Since Transamerica, however, Zegers has appeared in a rather ridiculous number of half-assed Hollywood flicks without a decent performance to show for it. Zegers' squandering of his 15 minutes of fame is nearly complete with his appearance in writer/director Adam Green's Frozen, in which three college buddies get stuck on a ski lift when the resort they're at shuts down for the week not long after they've misguidedly decided to go for one last snowboarding blast.

Green, who directed the much gorier and vastly superior Hatchet, seems baffled by how to turn Frozen into an interesting or thrilling film and, in the end, neither one happens.

How exciting can a thriller/horror flick really be when it centers around three mostly irritating college buddies caught on a ski flick?

Let' see.

Option #1: Stay on ski lift and surely face death from exposure to the elements.

Option #2: Try to climb down from said ski lift and risk falling or, gasp!, the bloodthirsty pack of wolves that has suddenly appeared perilously below (which appears to actually be about 10-12 feet at times with certain camera angles).

Option #3: Engage in meandering, pointless conversations having nothing to do with the actual storyline and then make a feeble attempt to escape this dastardly fate.

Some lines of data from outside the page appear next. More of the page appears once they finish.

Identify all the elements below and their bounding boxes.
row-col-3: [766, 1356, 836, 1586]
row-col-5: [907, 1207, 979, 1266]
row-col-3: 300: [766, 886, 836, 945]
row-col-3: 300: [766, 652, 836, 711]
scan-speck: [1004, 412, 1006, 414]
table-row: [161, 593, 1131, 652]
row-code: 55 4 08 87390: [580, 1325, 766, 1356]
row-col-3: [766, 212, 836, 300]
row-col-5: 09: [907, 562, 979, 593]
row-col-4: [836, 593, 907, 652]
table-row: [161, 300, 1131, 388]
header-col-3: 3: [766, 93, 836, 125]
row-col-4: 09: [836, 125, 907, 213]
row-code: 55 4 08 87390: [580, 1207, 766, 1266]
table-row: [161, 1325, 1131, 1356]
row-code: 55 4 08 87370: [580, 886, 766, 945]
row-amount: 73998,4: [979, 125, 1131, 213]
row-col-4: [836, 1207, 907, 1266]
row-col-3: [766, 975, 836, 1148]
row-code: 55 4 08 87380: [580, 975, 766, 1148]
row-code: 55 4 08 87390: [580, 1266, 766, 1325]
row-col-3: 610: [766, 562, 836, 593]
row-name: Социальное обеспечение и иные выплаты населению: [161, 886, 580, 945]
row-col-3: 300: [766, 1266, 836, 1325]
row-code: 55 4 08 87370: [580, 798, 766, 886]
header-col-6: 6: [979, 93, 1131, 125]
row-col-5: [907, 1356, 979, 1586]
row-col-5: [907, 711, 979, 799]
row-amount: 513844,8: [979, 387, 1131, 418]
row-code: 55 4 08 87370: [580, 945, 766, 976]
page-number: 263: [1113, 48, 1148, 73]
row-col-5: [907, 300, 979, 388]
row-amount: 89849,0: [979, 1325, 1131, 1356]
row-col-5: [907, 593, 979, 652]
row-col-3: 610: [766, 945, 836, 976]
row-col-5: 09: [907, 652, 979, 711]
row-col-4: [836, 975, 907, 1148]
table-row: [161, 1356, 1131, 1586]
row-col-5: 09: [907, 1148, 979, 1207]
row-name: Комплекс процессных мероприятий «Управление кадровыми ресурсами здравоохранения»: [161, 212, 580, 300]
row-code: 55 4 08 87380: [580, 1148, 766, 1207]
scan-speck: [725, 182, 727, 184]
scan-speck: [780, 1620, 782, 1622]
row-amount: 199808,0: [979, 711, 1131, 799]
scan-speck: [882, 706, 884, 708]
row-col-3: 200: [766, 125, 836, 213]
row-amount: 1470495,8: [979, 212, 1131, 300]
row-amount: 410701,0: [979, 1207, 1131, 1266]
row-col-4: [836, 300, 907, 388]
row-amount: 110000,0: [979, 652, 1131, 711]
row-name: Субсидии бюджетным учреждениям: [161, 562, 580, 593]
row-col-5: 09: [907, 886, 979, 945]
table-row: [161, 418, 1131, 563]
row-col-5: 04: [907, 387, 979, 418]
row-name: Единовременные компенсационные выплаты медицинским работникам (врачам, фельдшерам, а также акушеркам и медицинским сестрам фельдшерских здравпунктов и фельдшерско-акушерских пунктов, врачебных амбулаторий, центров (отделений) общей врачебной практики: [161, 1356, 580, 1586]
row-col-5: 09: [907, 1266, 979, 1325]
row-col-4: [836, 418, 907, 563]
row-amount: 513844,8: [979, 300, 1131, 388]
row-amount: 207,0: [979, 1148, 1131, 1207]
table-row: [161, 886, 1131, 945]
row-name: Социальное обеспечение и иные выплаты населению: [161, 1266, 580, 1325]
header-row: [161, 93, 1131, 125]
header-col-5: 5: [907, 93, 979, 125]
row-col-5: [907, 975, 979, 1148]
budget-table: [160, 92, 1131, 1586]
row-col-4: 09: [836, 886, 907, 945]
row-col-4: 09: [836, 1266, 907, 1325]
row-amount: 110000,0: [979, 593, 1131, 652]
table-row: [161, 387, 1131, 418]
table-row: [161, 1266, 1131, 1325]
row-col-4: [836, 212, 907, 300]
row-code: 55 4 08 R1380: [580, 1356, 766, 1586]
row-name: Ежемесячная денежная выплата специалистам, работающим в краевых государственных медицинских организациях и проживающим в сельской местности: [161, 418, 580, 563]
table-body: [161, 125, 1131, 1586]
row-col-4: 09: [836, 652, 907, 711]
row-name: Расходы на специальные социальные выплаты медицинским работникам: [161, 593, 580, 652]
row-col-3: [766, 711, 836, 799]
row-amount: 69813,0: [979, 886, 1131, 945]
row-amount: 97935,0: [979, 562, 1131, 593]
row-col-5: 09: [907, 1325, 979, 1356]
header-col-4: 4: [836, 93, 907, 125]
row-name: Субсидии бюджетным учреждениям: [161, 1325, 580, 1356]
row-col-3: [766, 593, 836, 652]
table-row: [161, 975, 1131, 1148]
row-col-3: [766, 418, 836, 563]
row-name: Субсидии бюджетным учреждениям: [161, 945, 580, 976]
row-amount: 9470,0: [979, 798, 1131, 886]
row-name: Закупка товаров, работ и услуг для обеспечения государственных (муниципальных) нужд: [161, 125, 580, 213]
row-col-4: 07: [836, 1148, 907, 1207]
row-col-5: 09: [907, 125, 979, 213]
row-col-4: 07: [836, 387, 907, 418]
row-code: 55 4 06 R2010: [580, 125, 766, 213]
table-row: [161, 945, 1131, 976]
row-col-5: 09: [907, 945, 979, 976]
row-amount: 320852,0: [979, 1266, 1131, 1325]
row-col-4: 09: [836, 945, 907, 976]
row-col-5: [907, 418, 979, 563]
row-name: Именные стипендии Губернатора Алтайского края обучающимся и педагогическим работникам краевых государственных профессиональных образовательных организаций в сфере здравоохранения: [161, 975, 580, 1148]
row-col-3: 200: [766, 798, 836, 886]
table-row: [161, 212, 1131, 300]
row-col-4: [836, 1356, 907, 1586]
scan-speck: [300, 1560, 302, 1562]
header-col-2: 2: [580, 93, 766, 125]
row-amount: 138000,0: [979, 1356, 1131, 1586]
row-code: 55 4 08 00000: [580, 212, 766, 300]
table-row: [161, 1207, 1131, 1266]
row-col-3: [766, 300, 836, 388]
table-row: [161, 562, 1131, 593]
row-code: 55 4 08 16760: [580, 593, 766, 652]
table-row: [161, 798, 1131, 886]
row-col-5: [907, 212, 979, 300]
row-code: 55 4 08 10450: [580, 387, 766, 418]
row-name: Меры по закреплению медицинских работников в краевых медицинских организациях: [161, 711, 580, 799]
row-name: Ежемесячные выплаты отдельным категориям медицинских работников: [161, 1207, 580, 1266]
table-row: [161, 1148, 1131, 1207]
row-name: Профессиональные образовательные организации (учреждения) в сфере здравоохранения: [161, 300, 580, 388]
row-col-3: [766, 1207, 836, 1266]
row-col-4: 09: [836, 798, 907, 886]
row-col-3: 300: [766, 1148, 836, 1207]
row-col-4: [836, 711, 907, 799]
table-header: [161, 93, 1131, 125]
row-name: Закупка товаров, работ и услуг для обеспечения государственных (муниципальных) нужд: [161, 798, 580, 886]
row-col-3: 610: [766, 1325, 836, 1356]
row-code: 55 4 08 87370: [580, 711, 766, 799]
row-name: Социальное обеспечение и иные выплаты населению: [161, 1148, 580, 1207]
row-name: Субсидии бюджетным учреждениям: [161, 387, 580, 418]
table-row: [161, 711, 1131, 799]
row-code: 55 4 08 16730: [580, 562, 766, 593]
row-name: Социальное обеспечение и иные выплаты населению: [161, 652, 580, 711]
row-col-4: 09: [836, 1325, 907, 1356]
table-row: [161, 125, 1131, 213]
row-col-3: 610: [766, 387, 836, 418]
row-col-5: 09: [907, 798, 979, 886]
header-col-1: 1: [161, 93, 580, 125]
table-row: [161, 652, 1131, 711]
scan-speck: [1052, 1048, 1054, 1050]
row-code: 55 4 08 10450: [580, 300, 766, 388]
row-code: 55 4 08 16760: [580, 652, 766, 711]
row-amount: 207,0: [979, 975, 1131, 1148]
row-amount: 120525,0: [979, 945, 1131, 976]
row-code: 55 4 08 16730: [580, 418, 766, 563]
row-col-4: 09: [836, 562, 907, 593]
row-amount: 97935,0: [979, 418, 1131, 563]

Dan (Zegers), Parker (Emma Bell) and Lynch (Shawn Ashmore, X-Men) choose all of the above at various points and, with the exception of a few reasonably gory scares, what unfolds is remarkably devoid of anxiety, fear or anything else that one might expect to feel when facing such an awful death. By the time Frozen finally reaches its climactic scenes, only the most devoted of audience members is going to care about any of our three leading players.

In order for Frozen to have worked, one of three things would have been necessary:

  1. The camera work of Will Barratt would have needed to have heightened for audiences the sense of peril that faces this trio. This could have been accomplished with more dedication to overhead shots rather than the rather bizarre choice to shoot the majority of Frozen from either the ground up or from what looks like a practically level place. Thus, Frozen never looks nor feels particularly frightening.
  2. Frozen could have worked had Zegers, Bell or Ashmore been strong enough to create a sympathetic, winning character. Unfortunately, between the paper thin characters captured by Green on paper and the uninteresting performances we're left with characters for whom we feel nothing.
  3. If Green had managed to up the peril rather than spending so much time early on with irrelevant plot exposition, Frozen could have ended up feeling much like the claustrophobic, exhausting Open Water, a film to which it can easily be compared.

None of these things happened, however, and Frozen plays out like a decent gimmick that could have been fully explored with a 5-10 minute short film. Production values are hyped across the board. Andy Garfield's original score will surely let you know when you should grab your seat but you won't, though Bryan McBrien does win some kudos for his mood-setting production design that manages to create more emotions than the direction, script, performances and score combined.